Ainda que a mulher do presidente do Governo espanhol estivesse indicada como suspeita desde o início da investigação, a sua citação para ser interrogada como arguida – devendo ser acompanhada por um advogado para se defender das imputações – dá outra importância a uma investigação que o Ministério Público tinha considerado não ter fundamento para prosseguir.
No auto de notificação, o juiz justifica que não tinha ainda convocado Begoña Gómez “para evitar uma estigmatização infundada”. Preferiu esperar pela decisão da Audiência Provincial sobre a abertura da investigação, que teve lugar a 29 de Maio, tendo-a chamado agora, para tornar a instrução “o mais rápida possível”. Os magistrados do tribunal de Madrid que decidiram a abertura da investigação consideraram que, num dos casos denunciados pela organização Manos Limpias (Mãos Limpas,) havia “indícios objectivos” de que pode ter sido cometido um crime, o que “legitima uma investigação”.
O tribunal instou o juiz de instrução a centrar-se exclusivamente no caso dos 10 milhões de euros de ajudas recebidas por uma empresa (União Empresarial Temporária) ligada a um professor universitário, Juan Carlos Barrabés, deixando cair outros factos denunciados por aquela organização de funcionários públicos dedicada à denúncia de casos de alegada corrupção, tráfico de influências e de abusos por parte de titulares de cargos públicos e de instituições do Estado.
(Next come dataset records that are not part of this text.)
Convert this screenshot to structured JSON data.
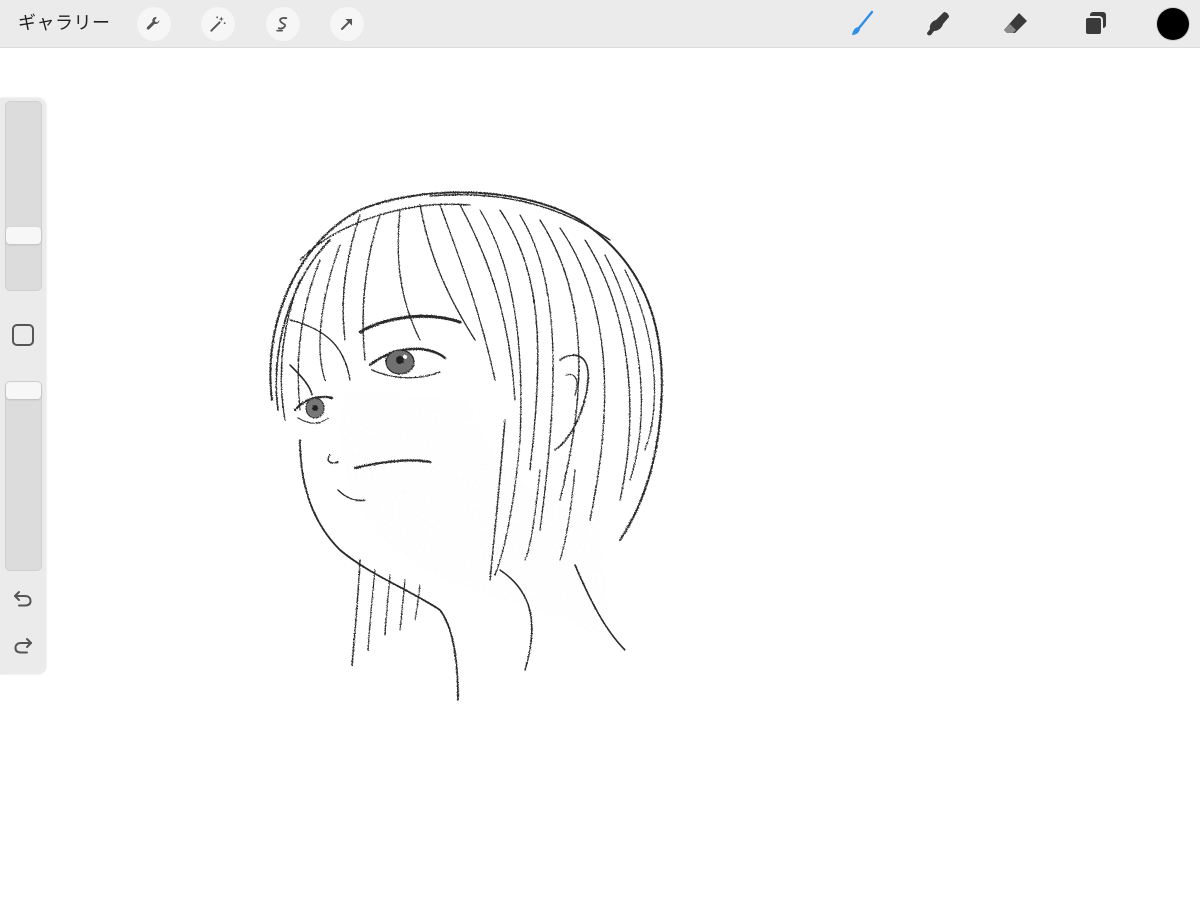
{
  "toolbar": {
    "gallery_label": "ギャラリー",
    "left_tools": [
      "wrench-icon",
      "magic-wand-icon",
      "selection-icon",
      "transform-arrow-icon"
    ],
    "right_tools": [
      "brush-icon",
      "smudge-icon",
      "eraser-icon",
      "layers-icon"
    ],
    "active_tool": "brush-icon",
    "active_color": "#2f8fe8",
    "current_color": "#000000"
  },
  "sidebar": {
    "brush_size": 0.27,
    "opacity": 1.0,
    "controls": [
      "modify-button",
      "undo-icon",
      "redo-icon"
    ]
  },
  "canvas": {
    "content": "pencil-sketch"
  }
}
Os indícios considerados relevantes para a investigação a Begoña Gómes baseiam-se numa carta de recomendação da mulher de Pedro Sánchez a favor do empresário Juan Carlos Barrabés, a qual, juntamente com outras três dezenas de cartas semelhantes, poderá ter influenciado a adjudicação daqueles contratos.
Implicações políticas
Quando foram tornadas públicas as denúncias do Mãos Limpas, Pedro Sánchez chegou a ponderar, durante cinco dias, se se manteria à frente do Governo, acabando por decidir que sim. Em Maio, numa declaração no plenário do parlamento espanhol, garantiu que a actividade profissional da mulher “é honesta”.
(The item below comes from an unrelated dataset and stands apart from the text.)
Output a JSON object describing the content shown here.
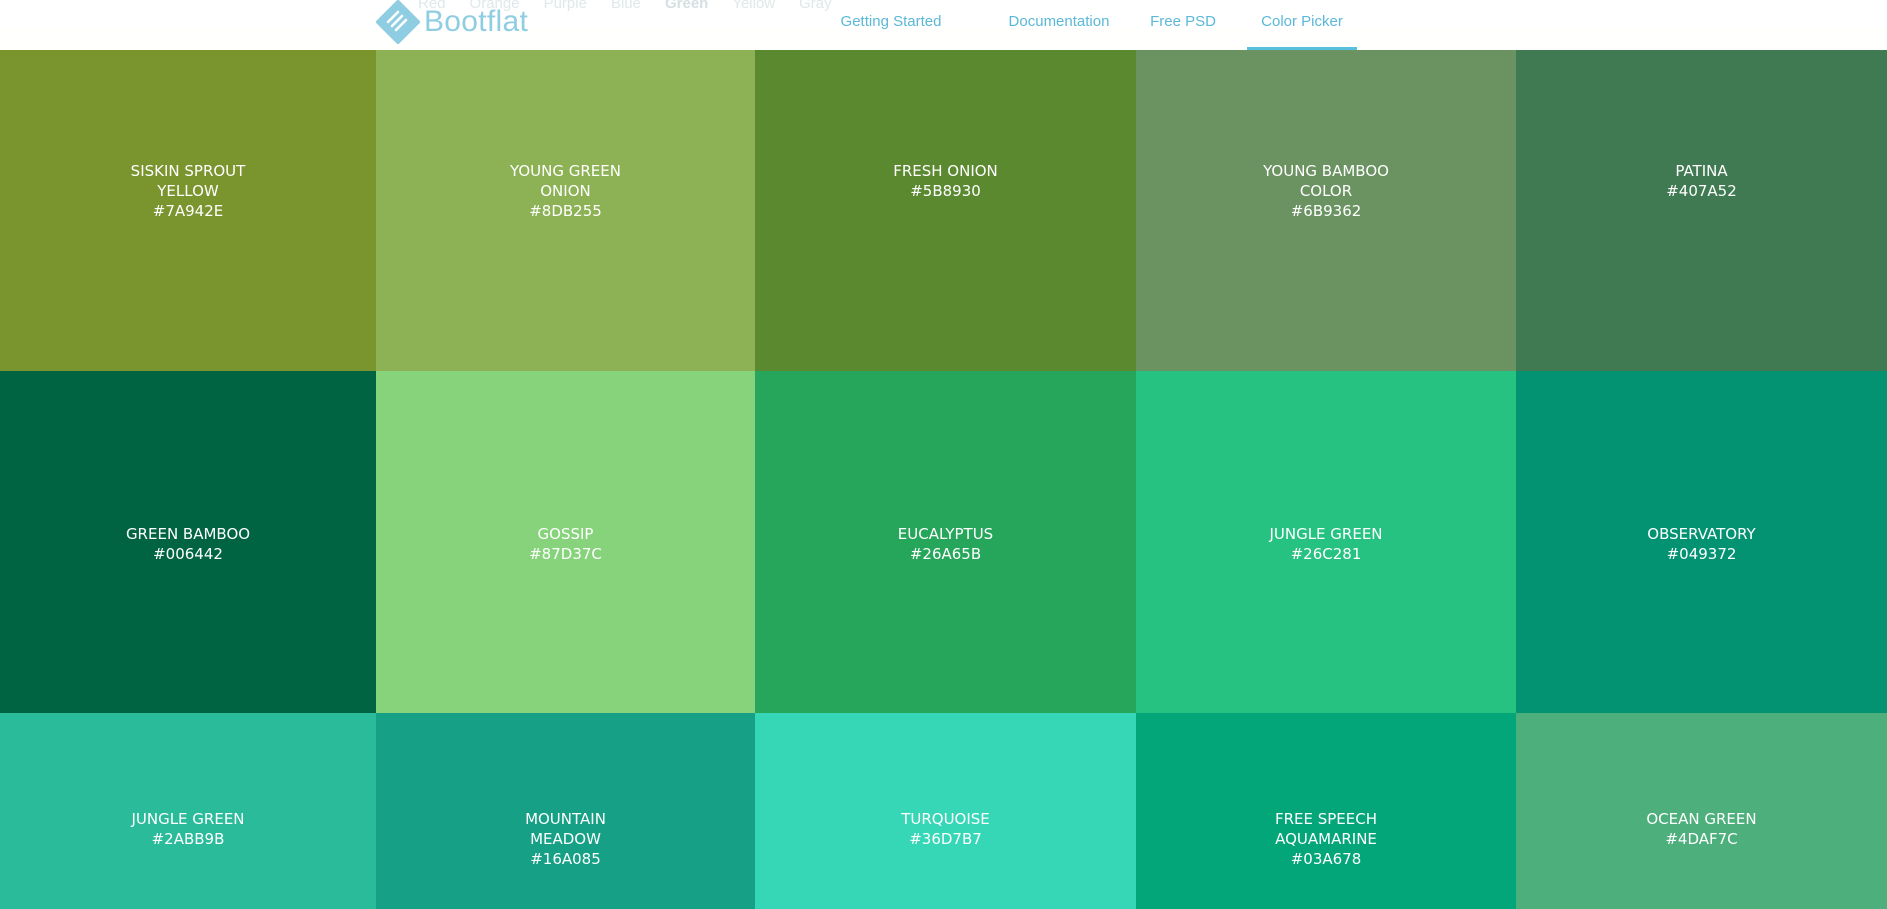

“A única coisa que há é lodo”, disse o socialista Pedro Sánchez, uma expressão recuperada hoje pela porta-voz do Governo, que garantiu “absoluta tranquilidade” por causa deste processo, pela certeza de não haver “nada de nada”, como já concluiu um relatório policial. “Não é lodo, é corrupção na Moncloa [a sede do Governo] “, responde, por seu lado, o Partido Popular (PP), que fez criar uma comissão de inquérito no Senado (câmara alta do parlamento espanhol).
Na segunda-feira, o líder do PP, Alberto Núñez Feijóo, em entrevista à Antena 3 no âmbito das eleições europeias, insistiu muito neste processo, afirmando que, do ponto de vista “ético”, “político” e “moral”, Sánchez “não pode continuar a ser presidente” do Governo, porque “não é possível ter um primeiro-ministro cuja esposa esteja a ser investigada em tribunal”.
Nessa entrevista, Feijóo deixou mesmo em aberto a possibilidade de apresentar uma moção de censura contra a frágil maioria de Pedro Sánchez, caso o PSOE tenha um mau resultado nas europeias e se considerar que pode ser “útil”. “Se essa maioria social que não concorda com o que se passa neste ambiente de corrupção política e de corrupção económica em que vive Espanha, nesta paralisia do Governo em que estamos há quase um ano, se essa maioria social se tornar uma maioria eleitoral e o 9 de Junho enviar uma mensagem, entendo que todos os cidadãos verão o fim do túnel mais perto”, disse.